Jacques Távola Alfonsin (2004) e Carlos Frederico Marés (2003) compartilham a sábia lição de que não é o direito de propriedade quem deve cumprir uma função social, mas sim o objeto, ou seja, a propriedade imóvel e o seu uso. Portanto, o uso da terra pelo homem (que se transforma em direito de propriedade) é que se relaciona com a função social, já que o título que o vincula a ela (propriedade) é uma abstração. Para Alfonsin (2004) a função social da propriedade não está reduzida ao prolongamento do direito de propriedade, já que se refere ao efetivo uso dos bens e não à sua titularidade jurídica, pois aquela independe de quem detenha o título de propriedade. Desta forma, o novo pensamento beneficia aquele que utiliza o bem de forma a fazer valer sua função social, e não aquele que, embora regularmente constituído como proprietário, não faça uso do imóvel de forma que lhe aproveite melhor.

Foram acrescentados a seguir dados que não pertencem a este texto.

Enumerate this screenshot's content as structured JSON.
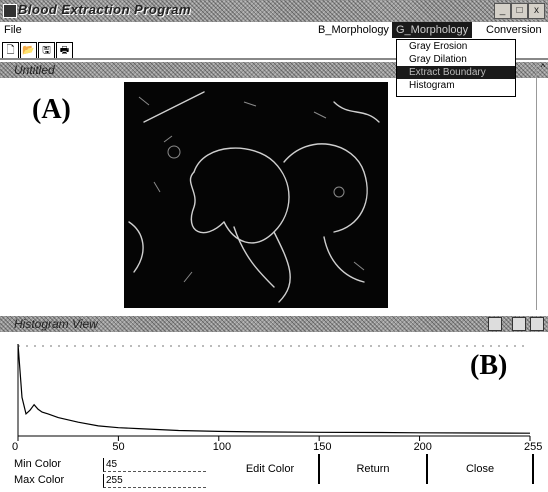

Diante da visão adotada, a propriedade deixa de ser um direito absoluto, ilimitado e perpétuo que tinha como base o direito de “usar, fruir e abusar da coisa” e passa a sofrer restrições para que seu uso favoreça a comunidade na qual se insere e deve ser exercido de forma consciente.
Para Nelson Saule Junior (2004, p. 213) “a função social da propriedade é o núcleo basilar da propriedade urbana” e o direito à propriedade só pode ser protegido pelo Estado quando esta cumprir com sua função social. O mesmo autor explica que “o princípio da função social da propriedade, como garantia de que o direito da propriedade urbana tenha uma destinação social, deve justamente ser o parâmetro para identificar que funções a propriedade deve ter para que atenda às necessidades sociais existentes nas cidades. Função esta que deve condicionar a necessidade e o interesse da pessoa proprietária, com as demandas, necessidades e interesses sociais da coletividade". (Saule Junior, 2004, p. 214)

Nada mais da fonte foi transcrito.